What is the difference between logs and events in observability? These two telemetry data types are used for different purposes when it comes to exploring your applications and how your users interact with them. Simply put, logs can be used for troubleshooting and root cause analysis, while events can be used to gain deeper application insights via product analytics.
Let’s review some application telemetry data definitions for context, then dive into the key differences between logs and events and their use cases. Knowing more about these telemetry data types can help you more effectively use them in your observability strategy.
MELT: Defining the four pillars of telemetry data
Depending on who you ask, there are either three or four pillars of observability: Logs-Metrics-Traces or Metrics-Events-Logs-Traces (MELT). The key difference is the inclusion of events as a different data type.
When viewed collectively, these four types of telemetry data can help DevOps teams understand what’s happening in their applications and infrastructure, and even make decisions about how to improve their products.
Let’s focus on MELT and define each data type for the purpose of this article.
Metrics are measurements that typically share the following traits:
- A name
- A timestamp
- One or more numeric values
Event telemetry involves discrete actions that happen at a specific moment in time. Think of events as a history of what’s happened on your system, which can be helpful when analyzing user behaviors and more.
The original data type, logs are lines of text a system produces when certain code gets executed.
Logs can be structured or unstructured, however using structured logs in a format like JSON or XML makes it easier to query logs for troubleshooting or root cause analysis.
Also called distributed traces, traces are samples of causal chains of events (or transactions) between different components in a microservices ecosystem.
Events vs. logs - what’s the difference?
Many people confuse events with structured logs. That’s because all events can be represented as structured logs, but not all structured logs are events. Unlike logs, events describe a unit of work, meaning they contain all of the information about what it took for a service to perform a certain job. And, not every log is an event in its entirety. Logs are usually only portions of events. A group of logs can compose a single event.
Think of events as a subset of logs. Many teams want to analyze them with a greater granularity to understand how users interact with their applications. For example, query stats within events can help you understand things like latency, segments, latency per step, which user took a specific action, and more. Each of these query stats can be represented by a field with a number. DevOps teams can aggregate this data to gain a deeper understanding of applications and user behaviors.
Use Cases: when to use event analytics or log analytics?

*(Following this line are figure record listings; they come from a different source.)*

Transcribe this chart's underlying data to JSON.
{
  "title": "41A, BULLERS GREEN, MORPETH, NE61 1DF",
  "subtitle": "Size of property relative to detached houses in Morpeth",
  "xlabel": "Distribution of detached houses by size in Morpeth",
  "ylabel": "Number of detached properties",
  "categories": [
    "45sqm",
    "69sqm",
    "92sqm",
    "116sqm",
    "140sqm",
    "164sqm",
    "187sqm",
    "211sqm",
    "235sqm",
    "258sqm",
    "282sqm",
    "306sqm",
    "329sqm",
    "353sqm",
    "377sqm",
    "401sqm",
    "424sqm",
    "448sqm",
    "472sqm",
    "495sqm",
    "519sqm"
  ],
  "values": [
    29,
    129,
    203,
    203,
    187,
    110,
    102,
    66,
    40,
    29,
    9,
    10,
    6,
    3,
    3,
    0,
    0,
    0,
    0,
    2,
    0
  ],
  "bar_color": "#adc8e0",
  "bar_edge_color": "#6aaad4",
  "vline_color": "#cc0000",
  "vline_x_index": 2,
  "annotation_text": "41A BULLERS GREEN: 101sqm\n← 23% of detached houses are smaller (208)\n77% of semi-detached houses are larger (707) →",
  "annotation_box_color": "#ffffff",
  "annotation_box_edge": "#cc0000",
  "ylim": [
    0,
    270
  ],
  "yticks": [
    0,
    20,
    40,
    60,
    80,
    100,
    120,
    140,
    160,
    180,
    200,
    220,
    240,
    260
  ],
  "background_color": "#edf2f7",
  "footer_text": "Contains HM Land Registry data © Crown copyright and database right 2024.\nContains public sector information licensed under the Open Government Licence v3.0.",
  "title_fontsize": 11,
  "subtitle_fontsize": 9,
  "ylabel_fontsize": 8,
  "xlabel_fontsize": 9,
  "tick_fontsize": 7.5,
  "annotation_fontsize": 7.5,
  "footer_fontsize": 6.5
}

Now that we’ve defined these two data types, why are they different when it comes to use cases? At the most simple level: Log analytics are often used for troubleshooting, while events can be leveraged for product and user insights. As one example, query stats can give you information about the latency of each query in your system as it pertains to each user. Examining these types of details can show how happy your customers are with your product’s performance.
Many organizations use a solution like ChaosSearch to perform both search and relational analytics on the same set of data. ChaosSearch enables you to store logs and events without retention limits, by taking advantage of low-cost cloud object storage such as Amazon S3. By retaining telemetry data longer, you can examine trends and monitor usage over time.
While analyzing events may sound intuitive, in a cloud-native environment, it’s hard to do. With event analytics, retention matters. Many observability systems limit data retention windows to 30 days or less, which makes it difficult to see trends, such as how product usage has changed over time. In addition, good product analytics require near real-time access to data. Using SQL joins in ChaosSearch, you can correlate data in near real-time to understand how certain datasets relate to one another.
The overall goal is to allow DevOps teams to elevate operational telemetry to business-level insights. For many software-powered companies, this data can be critical to the user experience. Here are a few examples:
- One gaming company is using telemetry data for game balancing. When players die, the DevOps team can analyze what items were they wearing, as well as what they were doing before and after to understand which characters are too powerful or too weak.
- A fintech company is using a similar event analytics strategy to understand which events are application- and transaction-related. The DevOps team records events issued by Lambdas to find out the number of transactions per merchant and the number of orders across merchants for customers.
Leveraging ChaosSearch SQL API for events
Built for scale, ChaosSearch lets you centralize large volumes of logs and events, and analyze them via Elastic or SQL APIs — at a fraction of the cost of an observability solution such as Datadog or Splunk. For teams that don’t want to disrupt their metric and trace observability platforms when they’re working well, ChaosSearch can integrate easily using open APIs for unified observability. These teams can:
- Send logs and events directly to Amazon S3 or Google Cloud Storage (GCS): Send log and event data directly from the source, or ingest it into another observability tool and use S3/GCS as the destination.
- Connect to ChaosSearch: Grant ChaosSearch read-only access to the raw log buckets. From there, teams can create a new bucket for Chaos Index® to make their data fully searchable, or create a few object groups and views.
- Analyze logs and events via Elastic or SQL APIs: Investigate applications in the ChaosSearch console via Kibana, Superset, Elastic or SQL APIs.